The researchers created their new sutures from pig tissue, which they “decellularized” using detergents, to reduce the chances of inducing inflammation in the host tissue. This process leaves behind a cell-free material that the researchers call “De-gut,” which contains structural proteins such as collagen, as well as other biomolecules found in the extracellular matrix that surrounds cells.
After dehydrating the tissue and twisting it into strands, the researchers evaluated its tensile strength — a measure of how much stretching it can withstand before breaking — and found that it was comparable to commercially available catgut sutures. They also found that the De-gut sutures induce much less of an immune response from surrounding tissue than traditional catgut.
“Decellularized tissues have been extensively used in regenerative medicine with their superb biofunctionality,” Lee says. “We now suggest a novel platform for performing sensing and delivery using decellularized tissue, which will open up new applications of tissue-derived materials.”
Next, the researchers set out to enhance the suture material with additional functions. To do that, they coated the sutures with a layer of hydrogel. Within the hydrogel, they can embed several types of cargo — microparticles that can sense inflammation, various drug molecules, or living cells.

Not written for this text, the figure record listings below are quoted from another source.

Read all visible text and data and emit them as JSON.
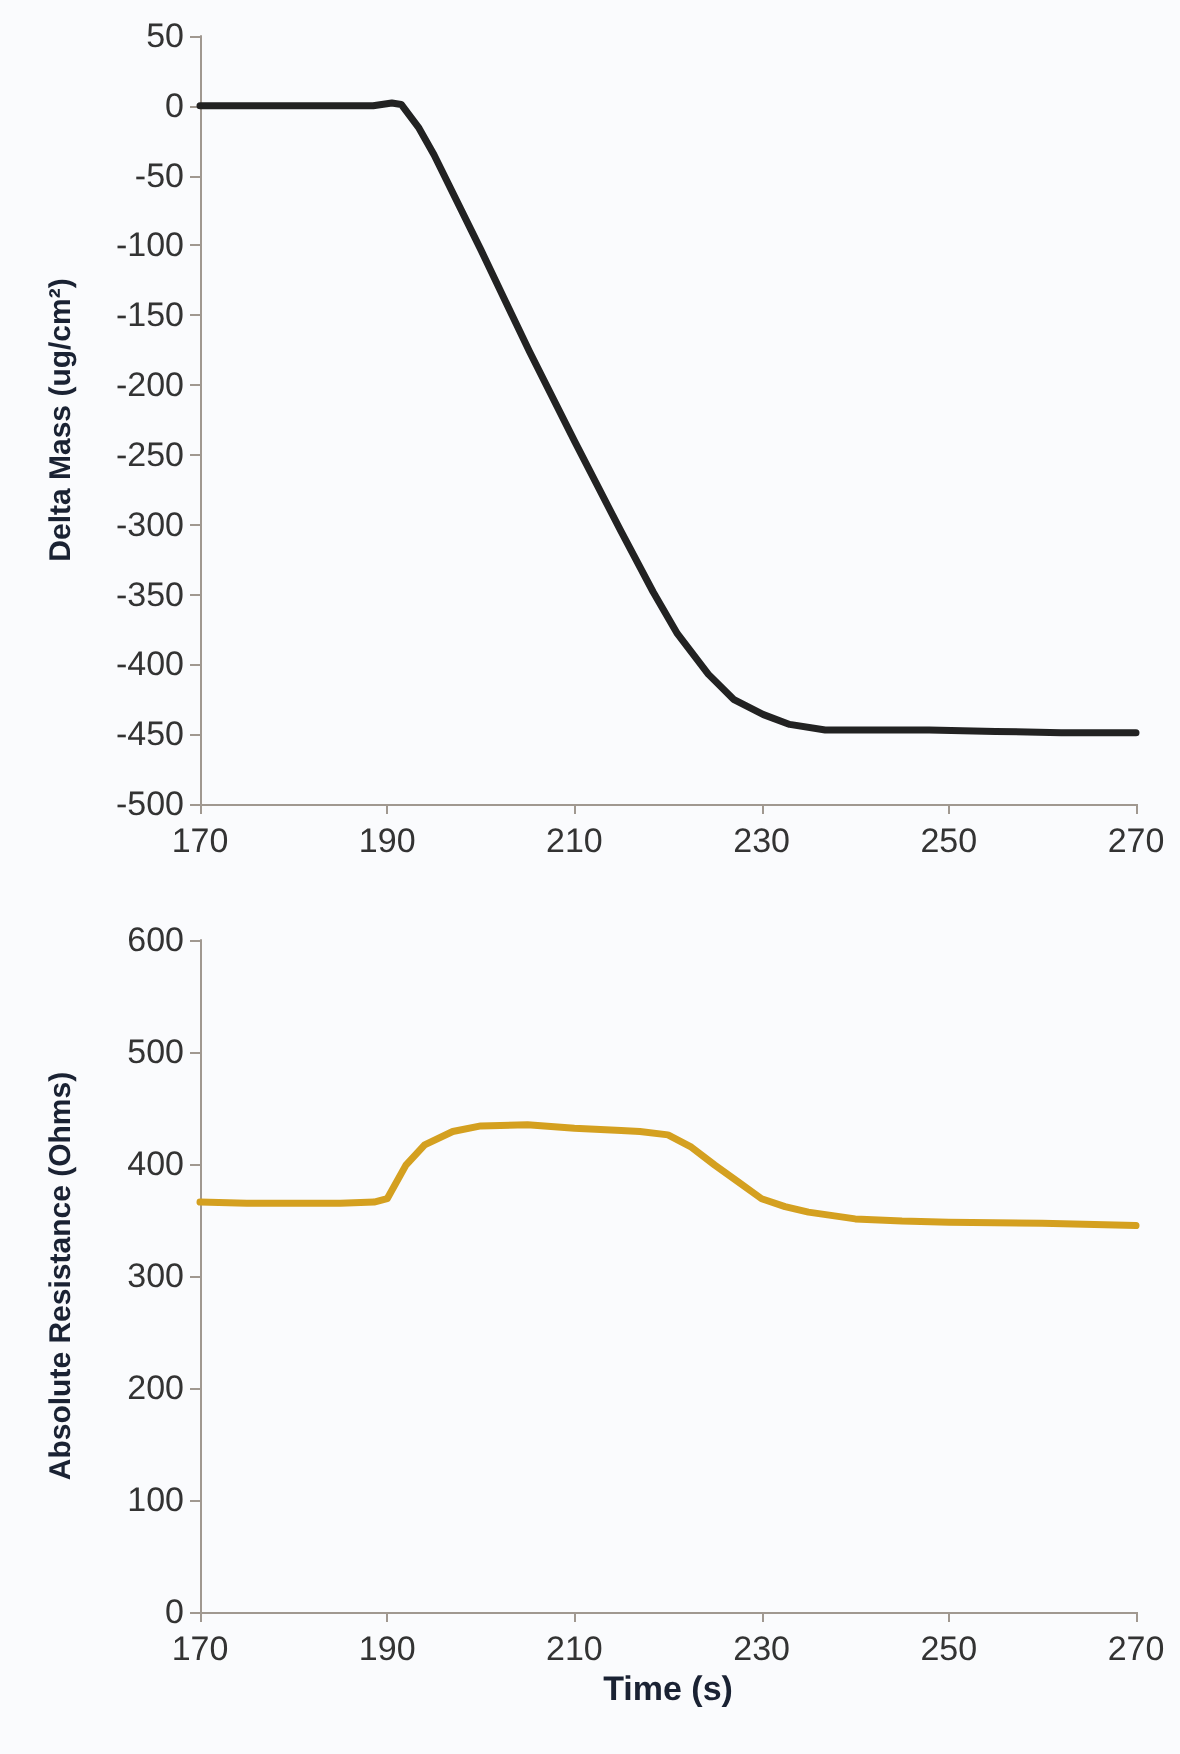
{
  "chart_data": [
    {
      "type": "line",
      "ylabel": "Delta Mass (ug/cm²)",
      "xlim": [
        170,
        270
      ],
      "xticks": [
        170,
        190,
        210,
        230,
        250,
        270
      ],
      "ylim": [
        -500,
        50
      ],
      "yticks": [
        -500,
        -450,
        -400,
        -350,
        -300,
        -250,
        -200,
        -150,
        -100,
        -50,
        0,
        50
      ],
      "grid": false,
      "marker": "none",
      "line_style": "solid",
      "series": [
        {
          "color": "#222222",
          "x": [
            170,
            180,
            188.5,
            190.5,
            191.5,
            193.4,
            195,
            200,
            205.2,
            210,
            215,
            218.4,
            221,
            224.3,
            227,
            230.2,
            233,
            236.8,
            242,
            247.9,
            255,
            262,
            270
          ],
          "values": [
            0,
            0,
            0,
            2,
            1,
            -16,
            -35,
            -103,
            -176,
            -240,
            -305,
            -348,
            -378,
            -407,
            -425,
            -436,
            -443,
            -447,
            -447,
            -447,
            -448,
            -449,
            -449
          ]
        }
      ]
    },
    {
      "type": "line",
      "xlabel": "Time (s)",
      "ylabel": "Absolute Resistance (Ohms)",
      "xlim": [
        170,
        270
      ],
      "xticks": [
        170,
        190,
        210,
        230,
        250,
        270
      ],
      "ylim": [
        0,
        600
      ],
      "yticks": [
        0,
        100,
        200,
        300,
        400,
        500,
        600
      ],
      "grid": false,
      "marker": "none",
      "line_style": "solid",
      "series": [
        {
          "color": "#d4a020",
          "x": [
            170,
            175,
            180,
            185,
            188.6,
            190,
            192,
            194,
            197,
            200,
            205,
            210,
            215,
            217,
            220,
            222.5,
            225,
            227.5,
            230,
            232.5,
            235,
            240,
            245,
            250,
            260,
            270
          ],
          "values": [
            366,
            365,
            365,
            365,
            366,
            369,
            399,
            417,
            429,
            434,
            435,
            432,
            430,
            429,
            426,
            415,
            399,
            384,
            369,
            362,
            357,
            351,
            349,
            348,
            347,
            345
          ]
        }
      ]
    }
  ]
}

For the sensor application, the researchers designed microparticles coated with peptides that are released when inflammation-associated enzymes called MMPs are present in the tissue. Those peptides can be detected using a simple urine test.
The researchers also showed that they could use the hydrogel coating to carry drugs that are used to treat inflammatory bowel disease, including a steroid called dexamethasone and a monoclonal antibody called adalimumab. These drugs were carried by microparticles made from FDA-approved polymers such as PLGA and PLA, which are used to control the release rate of drugs. This approach could also be adapted to deliver other kinds of drugs such as antibiotics or chemotherapy drugs, the researchers say.
These smart sutures could also be used to deliver therapeutic cells such as stem cells. To explore that possibility, the researchers embedded the sutures with stem cells engineered to express a fluorescent marker, and found that the cells remained viable for at least seven days when implanted in mice. The cells were also able to produce vascular endothelial growth factor (VEGF), a growth factor that stimulates blood cell growth.
The researchers are now working on further testing each of these possible applications, and on scaling up the manufacturing process for the sutures. They also hope to explore the possibility of using the sutures in parts of the body other than the gastrointestinal tract.
“The decellularized gut suture developed by the MIT team is an exciting platform for sensing and delivering a wide range of therapeutics, including small molecules, biologics, and living cells. The team has done a great job robustly demonstrating the versatility of this platform,” says Omid Veiseh, an associate professor of bioengineering at Rice University, who was not involved in the study.
Other authors of the paper are Gwennyth Carroll, Gary Liu, Ameya Kirtane, Alison Hayward, Adam Wentworth, Aaron Lopes, Joy Collins, Siid Tamang, Keiko Ishida, Kaitlyn Hess, Junwei Li, and Sufeng Zhang.
The research was funded by the Leona M. and Harry B. Helmsley Charitable Trust, the MIT Department of Mechanical Engineering, the National Research Foundation of Korea, and a National Institute of Diabetes and Digestive and Kidney Disease Ruth L. Kirschstein NRSA Fellowship.